Call of Duty: Black Ops, the latest installment in the extremely first person shooter franchise, always had dedicated servers for its PC edition, as its developer, Treyarch, never backed down from this goal, unlike its fellow Call of Duty development studio, Infinity Ward.

The predecessor to Black Ops, Call of Duty: Modern Warfare 2, caused a huge amount of uproar when its developer, Infinity Ward, announced that it was dropping dedicated server support from the PC edition.

Petitions were made, havoc was stirred, but, in the end, PC gamers were still left with no choice than to buy the game, which went on to sell over 20 million copies all over the world.
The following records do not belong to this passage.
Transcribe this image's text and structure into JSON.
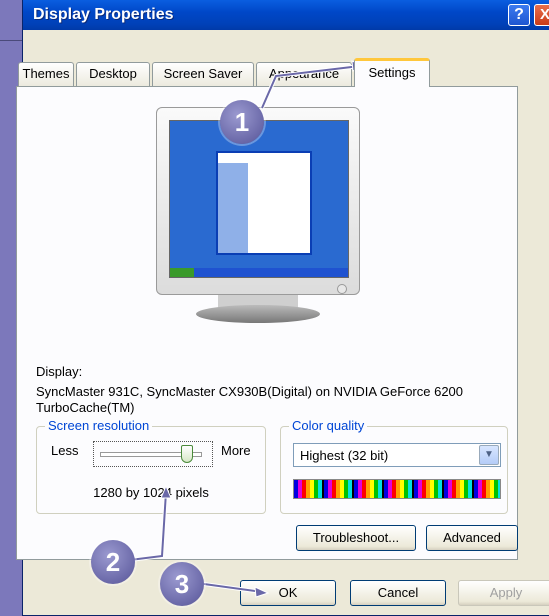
{
  "window": {
    "title": "Display Properties",
    "help_glyph": "?",
    "close_glyph": "X"
  },
  "tabs": [
    "Themes",
    "Desktop",
    "Screen Saver",
    "Appearance",
    "Settings"
  ],
  "display": {
    "label": "Display:",
    "value": "SyncMaster 931C, SyncMaster CX930B(Digital) on NVIDIA GeForce 6200 TurboCache(TM)"
  },
  "screen_resolution": {
    "label": "Screen resolution",
    "less": "Less",
    "more": "More",
    "value": "1280 by 1024 pixels",
    "slider_level": 0.95
  },
  "color_quality": {
    "label": "Color quality",
    "selected": "Highest (32 bit)"
  },
  "buttons": {
    "troubleshoot": "Troubleshoot...",
    "advanced": "Advanced",
    "ok": "OK",
    "cancel": "Cancel",
    "apply": "Apply"
  },
  "callouts": [
    "1",
    "2",
    "3"
  ],
  "colors": {
    "title_bar": "#0047c8",
    "tab_accent": "#ffc73c",
    "callout": "#6a68a8"
  }
}
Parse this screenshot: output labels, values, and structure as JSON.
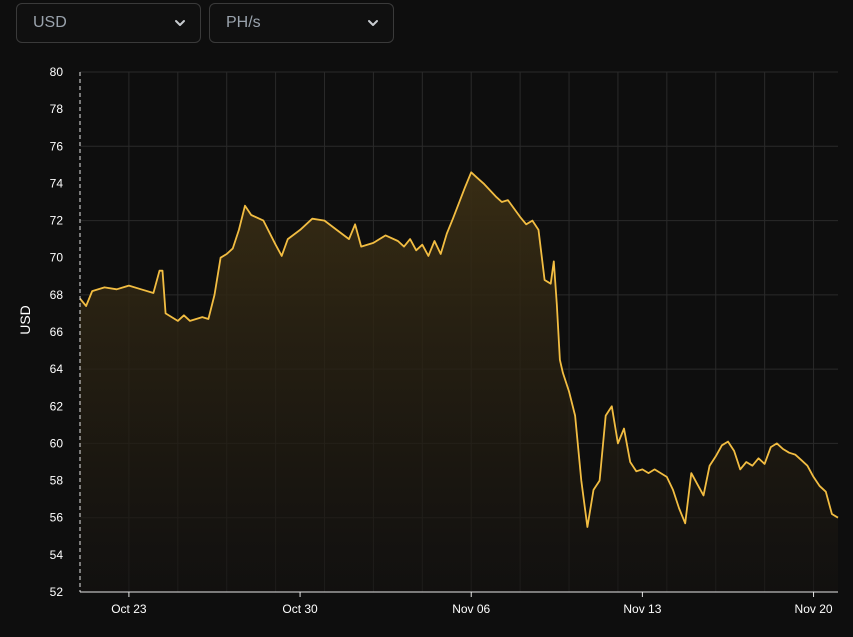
{
  "controls": {
    "currency": {
      "selected": "USD"
    },
    "unit": {
      "selected": "PH/s"
    }
  },
  "icons": {
    "dropdown": "chevron-down-icon"
  },
  "colors": {
    "background": "#0e0e0e",
    "line": "#f2bd42",
    "area_top": "#3a2e14",
    "grid": "#2a2a2a"
  },
  "chart_data": {
    "type": "area",
    "title": "",
    "xlabel": "",
    "ylabel": "USD",
    "ylim": [
      52,
      80
    ],
    "yticks": [
      52,
      54,
      56,
      58,
      60,
      62,
      64,
      66,
      68,
      70,
      72,
      74,
      76,
      78,
      80
    ],
    "xlim": [
      "2023-10-21",
      "2023-11-21"
    ],
    "xticks": [
      {
        "date": "2023-10-23",
        "label": "Oct 23"
      },
      {
        "date": "2023-10-30",
        "label": "Oct 30"
      },
      {
        "date": "2023-11-06",
        "label": "Nov 06"
      },
      {
        "date": "2023-11-13",
        "label": "Nov 13"
      },
      {
        "date": "2023-11-20",
        "label": "Nov 20"
      }
    ],
    "grid": true,
    "series": [
      {
        "values": [
          [
            "2023-10-21 00:00",
            67.8
          ],
          [
            "2023-10-21 06:00",
            67.4
          ],
          [
            "2023-10-21 12:00",
            68.2
          ],
          [
            "2023-10-22 00:00",
            68.4
          ],
          [
            "2023-10-22 12:00",
            68.3
          ],
          [
            "2023-10-23 00:00",
            68.5
          ],
          [
            "2023-10-23 12:00",
            68.3
          ],
          [
            "2023-10-24 00:00",
            68.1
          ],
          [
            "2023-10-24 06:00",
            69.3
          ],
          [
            "2023-10-24 09:00",
            69.3
          ],
          [
            "2023-10-24 12:00",
            67.0
          ],
          [
            "2023-10-25 00:00",
            66.6
          ],
          [
            "2023-10-25 06:00",
            66.9
          ],
          [
            "2023-10-25 12:00",
            66.6
          ],
          [
            "2023-10-26 00:00",
            66.8
          ],
          [
            "2023-10-26 06:00",
            66.7
          ],
          [
            "2023-10-26 12:00",
            68.0
          ],
          [
            "2023-10-26 18:00",
            70.0
          ],
          [
            "2023-10-27 00:00",
            70.2
          ],
          [
            "2023-10-27 06:00",
            70.5
          ],
          [
            "2023-10-27 12:00",
            71.5
          ],
          [
            "2023-10-27 18:00",
            72.8
          ],
          [
            "2023-10-28 00:00",
            72.3
          ],
          [
            "2023-10-28 12:00",
            72.0
          ],
          [
            "2023-10-29 00:00",
            70.7
          ],
          [
            "2023-10-29 06:00",
            70.1
          ],
          [
            "2023-10-29 12:00",
            71.0
          ],
          [
            "2023-10-30 00:00",
            71.5
          ],
          [
            "2023-10-30 12:00",
            72.1
          ],
          [
            "2023-10-31 00:00",
            72.0
          ],
          [
            "2023-10-31 12:00",
            71.5
          ],
          [
            "2023-11-01 00:00",
            71.0
          ],
          [
            "2023-11-01 06:00",
            71.8
          ],
          [
            "2023-11-01 12:00",
            70.6
          ],
          [
            "2023-11-02 00:00",
            70.8
          ],
          [
            "2023-11-02 12:00",
            71.2
          ],
          [
            "2023-11-03 00:00",
            70.9
          ],
          [
            "2023-11-03 06:00",
            70.6
          ],
          [
            "2023-11-03 12:00",
            71.0
          ],
          [
            "2023-11-03 18:00",
            70.4
          ],
          [
            "2023-11-04 00:00",
            70.7
          ],
          [
            "2023-11-04 06:00",
            70.1
          ],
          [
            "2023-11-04 12:00",
            70.9
          ],
          [
            "2023-11-04 18:00",
            70.2
          ],
          [
            "2023-11-05 00:00",
            71.3
          ],
          [
            "2023-11-05 06:00",
            72.1
          ],
          [
            "2023-11-05 18:00",
            73.8
          ],
          [
            "2023-11-06 00:00",
            74.6
          ],
          [
            "2023-11-06 06:00",
            74.3
          ],
          [
            "2023-11-06 12:00",
            74.0
          ],
          [
            "2023-11-07 00:00",
            73.3
          ],
          [
            "2023-11-07 06:00",
            73.0
          ],
          [
            "2023-11-07 12:00",
            73.1
          ],
          [
            "2023-11-08 00:00",
            72.2
          ],
          [
            "2023-11-08 06:00",
            71.8
          ],
          [
            "2023-11-08 12:00",
            72.0
          ],
          [
            "2023-11-08 18:00",
            71.5
          ],
          [
            "2023-11-09 00:00",
            68.8
          ],
          [
            "2023-11-09 06:00",
            68.6
          ],
          [
            "2023-11-09 09:00",
            69.8
          ],
          [
            "2023-11-09 12:00",
            67.5
          ],
          [
            "2023-11-09 15:00",
            64.5
          ],
          [
            "2023-11-09 18:00",
            63.8
          ],
          [
            "2023-11-10 00:00",
            62.8
          ],
          [
            "2023-11-10 06:00",
            61.5
          ],
          [
            "2023-11-10 12:00",
            58.0
          ],
          [
            "2023-11-10 18:00",
            55.5
          ],
          [
            "2023-11-11 00:00",
            57.5
          ],
          [
            "2023-11-11 06:00",
            58.0
          ],
          [
            "2023-11-11 12:00",
            61.5
          ],
          [
            "2023-11-11 18:00",
            62.0
          ],
          [
            "2023-11-12 00:00",
            60.0
          ],
          [
            "2023-11-12 06:00",
            60.8
          ],
          [
            "2023-11-12 12:00",
            59.0
          ],
          [
            "2023-11-12 18:00",
            58.5
          ],
          [
            "2023-11-13 00:00",
            58.6
          ],
          [
            "2023-11-13 06:00",
            58.4
          ],
          [
            "2023-11-13 12:00",
            58.6
          ],
          [
            "2023-11-14 00:00",
            58.2
          ],
          [
            "2023-11-14 06:00",
            57.5
          ],
          [
            "2023-11-14 12:00",
            56.5
          ],
          [
            "2023-11-14 18:00",
            55.7
          ],
          [
            "2023-11-15 00:00",
            58.4
          ],
          [
            "2023-11-15 06:00",
            57.8
          ],
          [
            "2023-11-15 12:00",
            57.2
          ],
          [
            "2023-11-15 18:00",
            58.8
          ],
          [
            "2023-11-16 00:00",
            59.3
          ],
          [
            "2023-11-16 06:00",
            59.9
          ],
          [
            "2023-11-16 12:00",
            60.1
          ],
          [
            "2023-11-16 18:00",
            59.6
          ],
          [
            "2023-11-17 00:00",
            58.6
          ],
          [
            "2023-11-17 06:00",
            59.0
          ],
          [
            "2023-11-17 12:00",
            58.8
          ],
          [
            "2023-11-17 18:00",
            59.2
          ],
          [
            "2023-11-18 00:00",
            58.9
          ],
          [
            "2023-11-18 06:00",
            59.8
          ],
          [
            "2023-11-18 12:00",
            60.0
          ],
          [
            "2023-11-18 18:00",
            59.7
          ],
          [
            "2023-11-19 00:00",
            59.5
          ],
          [
            "2023-11-19 06:00",
            59.4
          ],
          [
            "2023-11-19 12:00",
            59.1
          ],
          [
            "2023-11-19 18:00",
            58.8
          ],
          [
            "2023-11-20 00:00",
            58.2
          ],
          [
            "2023-11-20 06:00",
            57.7
          ],
          [
            "2023-11-20 12:00",
            57.4
          ],
          [
            "2023-11-20 18:00",
            56.2
          ],
          [
            "2023-11-21 00:00",
            56.0
          ]
        ]
      }
    ]
  }
}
Now, Treyarch backed up its own decision to include dedicated servers for the PC edition of Call of Duty: Black Ops, saying that it never wavered, largely because the PC is such an important platform for the studio.

"We never went away from dedicated servers," said Treyarch head of PC development Cesar Stastny. "We had dedicated servers in our last title, we had planned on dedicated servers for our subsequent title all along, so we haven't actually wavered on that at all."

This will show the community that Treyarch is still a PC developer, and wants to bring the best experience to the platform, which is being neglected by more and more developers.

"We are a PC developer. I've been running a dedicated PC team since the beginning of this project. We had one last project. We are making a true PC title here and I think it's a really important platform for our studio, and I'm also really thrilled that we can support the PC community as much as we can."

Stastny also revealed that modding tools will be made available for the PC community, seeing as how it always resulted in some great new creations, but declined to put a concrete release date on it.

Call of Duty: Black Ops will appear on the PC, PlayStation 3, Xbox 360 and Nintendo Wii on November 9.